My name is Anna and I’ve been at San Patrignano for one year and a half. I came into the program when I was 18 years old and I assure you that it wasn’t an easy choice
I remember it as if it were yesterday.
I remember that felling of insecurity, of not feeling quite like myself, of feeling inadequate in every situation with everyone.
I remember looking in the mirror and not being able to figure out who it was staring back at me, behind those big blue eyes. Once upon a time they were alive but now they were dark and empty and lost. I saw someone I didn’t know in that mirror.
I remember feeling total resignation in the hunt to try and find myself, to rediscover the Anna I used to be but I was trapped inside a record, stuck on repeat.
Things got worse as time went on. It was like I was watching my life as a spectator. I had come to lose absolutely everything, even my family. The only choice I had was to go to a community. You have to admit, it wasn’t an easy choice to make, especially at my age. I was scared of what I was going up against but I just was so tired of my life. I remember it being a Saturday in June and the city was lit by this enormous sun but I just couldn’t see the beauty of it all. I had lost all hope, so I decided to try.
We drove there, my mother, my sister and I. It was an hour’s journey but it seemed like it lasted forever. No one breathed. Not a word was spoken. The only thing that broke the silence was the radio. I was in despair.
We finally got to where we were going: a community that had been recommended to my mother. I spoke to the people there and I panicked. I quickly changed my mind. I said I wasn’t that desperate anymore but I was really just scared. I didn’t want to go in.
“This is my life. You’re just going to have to accept it. I need to go and score. Now!”
I told my mother that I never wanted to change.
“Anna, I’ll kick you out if you don’t get help”.
So I packed my bags and I left. I slammed the door on the way out of the house, not knowing where to go or what to do. I couldn’t wait a minute longer. With the last bit of money I had I went to go buy a bag of heroin.
I was lost again, far away from the rest of the world. I climbed back into the cage that I had been locked in for what had been years by that point. But this time I felt different.
There was this huge void inside of me that drugs just weren’t filling anymore. I had been holding back my emotions for so long that I didn’t know how who I was anymore.

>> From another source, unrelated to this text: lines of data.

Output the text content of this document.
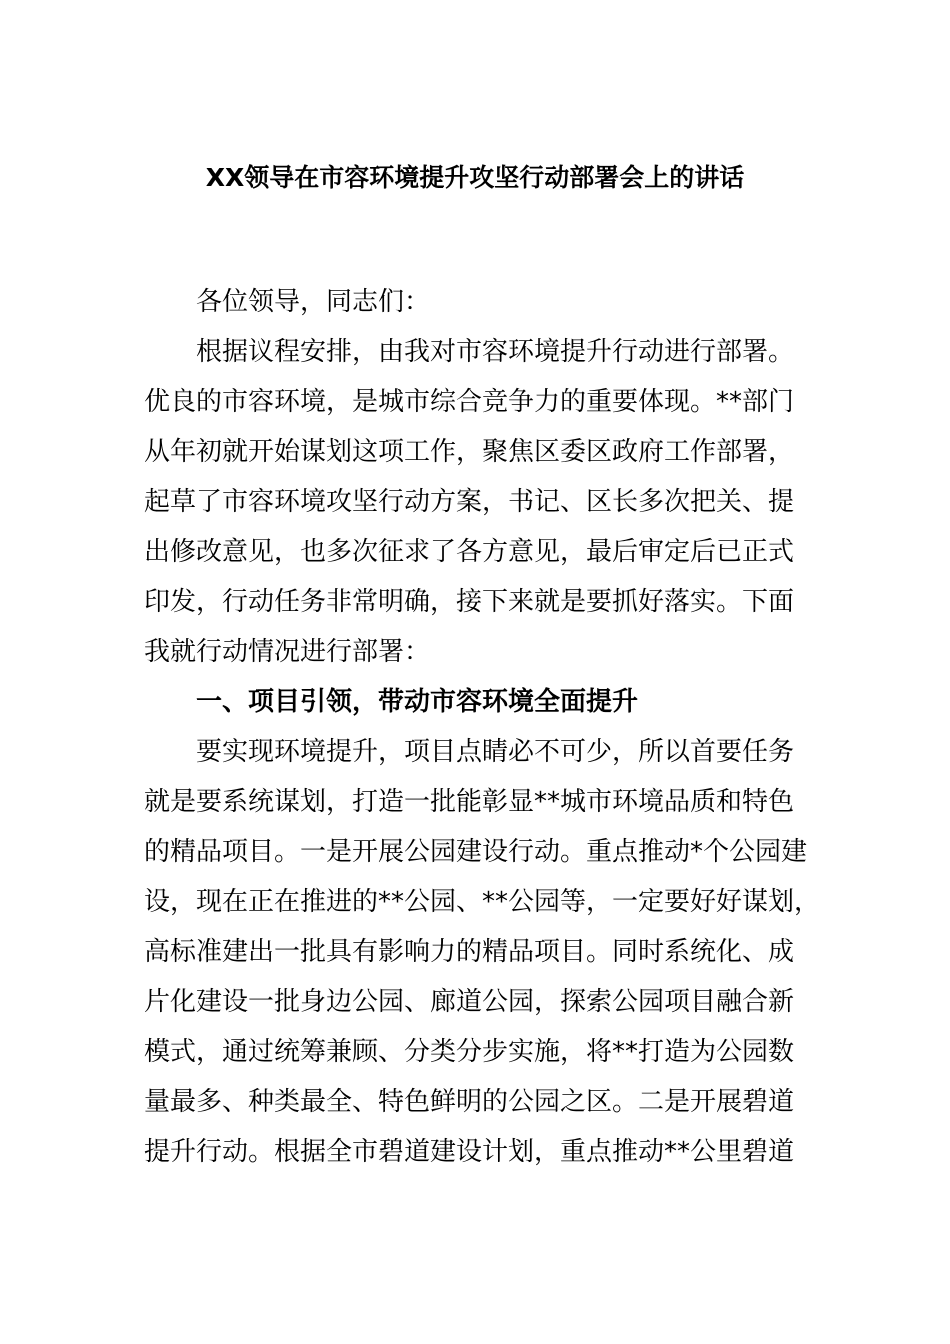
XX领导在市容环境提升攻坚行动部署会上的讲话

各位领导，同志们：

根据议程安排，由我对市容环境提升行动进行部署。

优良的市容环境，是城市综合竞争力的重要体现。**部门

从年初就开始谋划这项工作，聚焦区委区政府工作部署，

起草了市容环境攻坚行动方案，书记、区长多次把关、提

出修改意见，也多次征求了各方意见，最后审定后已正式

印发，行动任务非常明确，接下来就是要抓好落实。下面

我就行动情况进行部署：

一、项目引领，带动市容环境全面提升

要实现环境提升，项目点睛必不可少，所以首要任务

就是要系统谋划，打造一批能彰显**城市环境品质和特色

的精品项目。一是开展公园建设行动。重点推动*个公园建

设，现在正在推进的**公园、**公园等，一定要好好谋划，

高标准建出一批具有影响力的精品项目。同时系统化、成

片化建设一批身边公园、廊道公园，探索公园项目融合新

模式，通过统筹兼顾、分类分步实施，将**打造为公园数

量最多、种类最全、特色鲜明的公园之区。二是开展碧道

提升行动。根据全市碧道建设计划，重点推动**公里碧道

I had become a perfect stranger.
I remember looking up to the sky and just wishing that one day I would be able to wake up in the morning, open the window and feel good.
Thinking about all of this today sends shivers down my spine. I was a desperate failure, a misfit. I couldn’t stop thinking about my family, my sister.
But the call of that life was so strong and it kept dragging me back and it felt like I just couldn’t do anything about it. It outweighed everything.
Days went by, then weeks and then months and I was getting worse: the only thoughts I had were to get enough money to go and buy drugs. I would drag myself around the city in a constant search to get high.
I had finally hit rock bottom. I had exceeded every limit that I had set myself and I knew it was time to give myself another chance. I came in to San Patrignano looking for change and I found it. I feel good now when I wake up in the morning. I feel alive. I guess my wish came true.